1、在hive的配置文件增加属性：hive-site.xml
<property>
<name>hbase.zookeeper.quorum</name>
<value>master:2181,node1:2181,node2:2181</value>
</property>
<property>
<name>hbase.zookeeper.quorum</name>
<value>master,node1,node2</value>
</property>

1.1.2 修改hive-env.sh文件

添加一个环境变量
export HIVE_CLASSPATH=$HIVE_CLASSPATH:/hadoop/hbase/lib/*

2、在hive中创建临时表
一、
CREATE TABLE hbasetbl(key int, value string)
STORED BY 'org.apache.hadoop.hive.hbase.HBaseStorageHandler'/存储格式的jar包
WITH SERDEPROPERTIES ("hbase.columns.mapping" = ":key,cf1:val")//serdeproperties 属性一一对应
TBLPROPERTIES ("hbase.table.name" = "xyz", "hbase.mapred.output.outputtable" = "xyz");//输出表名

二、
put 'xyz','1111','cf1:name','zhangsan'
put 'xyz','1111','cf1:val','lisi'

三、
set hive.exec.mode.local.auto=true; //设置为本地模式
insert into hbasetbl values(222,'wangwu');

查看hdfs

hbase> flush 'xyz' //执行刷新后，hdfs才会同步

3.
一、
CREATE EXTERNAL TABLE tmp_order
(key string, id string, user_id string)
STORED BY 'org.apache.hadoop.hive.hbase.HBaseStorageHandler'
WITH SERDEPROPERTIES ("hbase.columns.mapping" = ":key,order:order_id,order:user_id")
TBLPROPERTIES ("hbase.table.name" = "t_order");

外部表必须先在hbase建立表(在hive删除这个表会有什么影响？
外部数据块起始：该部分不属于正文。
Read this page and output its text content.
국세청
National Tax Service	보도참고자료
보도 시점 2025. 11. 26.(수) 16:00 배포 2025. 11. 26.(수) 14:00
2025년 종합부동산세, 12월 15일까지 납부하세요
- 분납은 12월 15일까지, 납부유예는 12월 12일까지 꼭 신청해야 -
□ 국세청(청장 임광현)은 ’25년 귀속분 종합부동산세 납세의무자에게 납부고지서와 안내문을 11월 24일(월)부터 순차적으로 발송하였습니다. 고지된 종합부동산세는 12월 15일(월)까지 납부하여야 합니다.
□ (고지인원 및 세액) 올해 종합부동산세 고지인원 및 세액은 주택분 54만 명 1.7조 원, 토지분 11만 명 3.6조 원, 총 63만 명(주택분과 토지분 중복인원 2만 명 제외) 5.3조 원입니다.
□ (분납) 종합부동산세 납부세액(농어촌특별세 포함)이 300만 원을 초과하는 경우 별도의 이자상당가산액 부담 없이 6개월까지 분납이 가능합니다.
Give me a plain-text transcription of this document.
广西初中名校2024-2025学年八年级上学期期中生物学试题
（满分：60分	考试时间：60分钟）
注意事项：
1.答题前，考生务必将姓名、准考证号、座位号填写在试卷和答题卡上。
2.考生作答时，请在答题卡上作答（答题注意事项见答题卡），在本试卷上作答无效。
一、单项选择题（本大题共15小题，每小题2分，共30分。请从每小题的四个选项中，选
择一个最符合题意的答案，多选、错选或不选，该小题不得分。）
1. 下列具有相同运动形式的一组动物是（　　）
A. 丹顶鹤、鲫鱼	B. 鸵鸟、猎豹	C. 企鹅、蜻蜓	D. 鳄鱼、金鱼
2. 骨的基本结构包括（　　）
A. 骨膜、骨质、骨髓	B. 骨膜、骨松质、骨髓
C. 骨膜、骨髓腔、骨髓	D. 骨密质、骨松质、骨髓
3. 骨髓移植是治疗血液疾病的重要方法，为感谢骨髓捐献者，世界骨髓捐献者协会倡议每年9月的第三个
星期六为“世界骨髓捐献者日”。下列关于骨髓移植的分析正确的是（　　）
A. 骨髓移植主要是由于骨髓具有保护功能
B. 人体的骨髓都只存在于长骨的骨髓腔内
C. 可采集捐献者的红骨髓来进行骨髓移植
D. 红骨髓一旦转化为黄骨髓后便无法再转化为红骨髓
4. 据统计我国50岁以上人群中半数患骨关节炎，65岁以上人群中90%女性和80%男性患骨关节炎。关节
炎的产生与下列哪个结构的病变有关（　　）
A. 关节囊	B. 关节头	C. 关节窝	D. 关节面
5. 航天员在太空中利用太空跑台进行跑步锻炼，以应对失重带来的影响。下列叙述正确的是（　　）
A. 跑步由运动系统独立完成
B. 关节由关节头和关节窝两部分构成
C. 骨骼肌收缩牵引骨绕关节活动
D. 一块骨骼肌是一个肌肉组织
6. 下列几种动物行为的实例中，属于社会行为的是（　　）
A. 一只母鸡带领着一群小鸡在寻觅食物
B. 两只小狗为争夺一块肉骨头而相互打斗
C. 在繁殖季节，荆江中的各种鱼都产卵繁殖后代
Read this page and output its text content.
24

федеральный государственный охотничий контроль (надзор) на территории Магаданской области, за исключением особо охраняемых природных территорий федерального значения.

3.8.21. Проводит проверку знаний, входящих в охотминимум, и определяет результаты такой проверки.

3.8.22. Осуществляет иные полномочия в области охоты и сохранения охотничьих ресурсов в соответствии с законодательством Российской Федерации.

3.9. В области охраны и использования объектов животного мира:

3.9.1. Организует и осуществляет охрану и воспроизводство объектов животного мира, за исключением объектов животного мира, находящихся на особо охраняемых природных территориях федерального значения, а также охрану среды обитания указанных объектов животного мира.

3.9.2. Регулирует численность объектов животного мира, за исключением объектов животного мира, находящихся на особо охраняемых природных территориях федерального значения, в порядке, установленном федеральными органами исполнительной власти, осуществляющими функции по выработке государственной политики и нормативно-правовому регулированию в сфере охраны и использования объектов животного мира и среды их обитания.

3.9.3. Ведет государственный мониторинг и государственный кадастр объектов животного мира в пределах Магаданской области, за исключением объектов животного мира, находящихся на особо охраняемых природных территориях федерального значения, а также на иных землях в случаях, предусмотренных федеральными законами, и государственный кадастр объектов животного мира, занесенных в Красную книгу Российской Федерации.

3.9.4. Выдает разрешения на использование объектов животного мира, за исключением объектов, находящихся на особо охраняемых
)
二、
create 't_order','order'

在执行
CREATE EXTERNAL TABLE tmp_order
(key string, id string, user_id string)
STORED BY 'org.apache.hadoop.hive.hbase.HBaseStorageHandler'
WITH SERDEPROPERTIES ("hbase.columns.mapping" = ":key,order:order_id,order:user_id")
TBLPROPERTIES ("hbase.table.name" = "t_order");

put 't_order','1','order:order_id','1'
put 't_order','1','order:user_id','1'
select * from tmp_order;

hive
insert into tmp_order values(2,2,2);

一、两个角度
1.用户
2.会话

二、mysql数据表
stats_view_depth

CREATE TABLE `stats_view_depth` (
`platform_dimension_id` bigint ,
`data_dimension_id` bigint ,
`kpi_dimension_id` bigint ,
`pv1` bigint ,
`pv2` bigint ,
`pv3` bigint ,
`pv4` bigint ,
`pv5_10` bigint ,
`pv10_30` bigint ,
`pv30_60` bigint ,
`pv60_plus` bigint ,
`created` string
) row format delimited fields terminated by '\t';

三、数据
1.用户ID
2.时间
3.URL
4.PV

四、HIVE和HBASE对应关系

set hive.exec.mode.local.auto=true;

1.在hive中创建hbase的event_log对应表
CREATE EXTERNAL TABLE event_logs(
key string, pl string, en string, s_time bigint, p_url string, u_ud string, u_sd string
) ROW FORMAT SERDE 'org.apache.hadoop.hive.hbase.HBaseSerDe'
STORED BY 'org.apache.hadoop.hive.hbase.HBaseStorageHandler'
with serdeproperties('hbase.columns.mapping'=':key,log:pl,log:en,log:s_time,log:p_url,log:u_ud,log:u_sd')
tblproperties('hbase.table.name'='eventlog');

分组条件
UUID
PL
count(url):1,2,3,4.... (hive_case_when)

3.hive创建临时表:把hql分析之后的中间结果存放到当前的临时表。
CREATE TABLE `stats_view_depth_tmp`(`pl` string, `date` string, `col` string, `ct` bigint);

然后先看第七步的操作SQL，再回头看udf

-- 4. 编写UDF(platformdimension & datedimension)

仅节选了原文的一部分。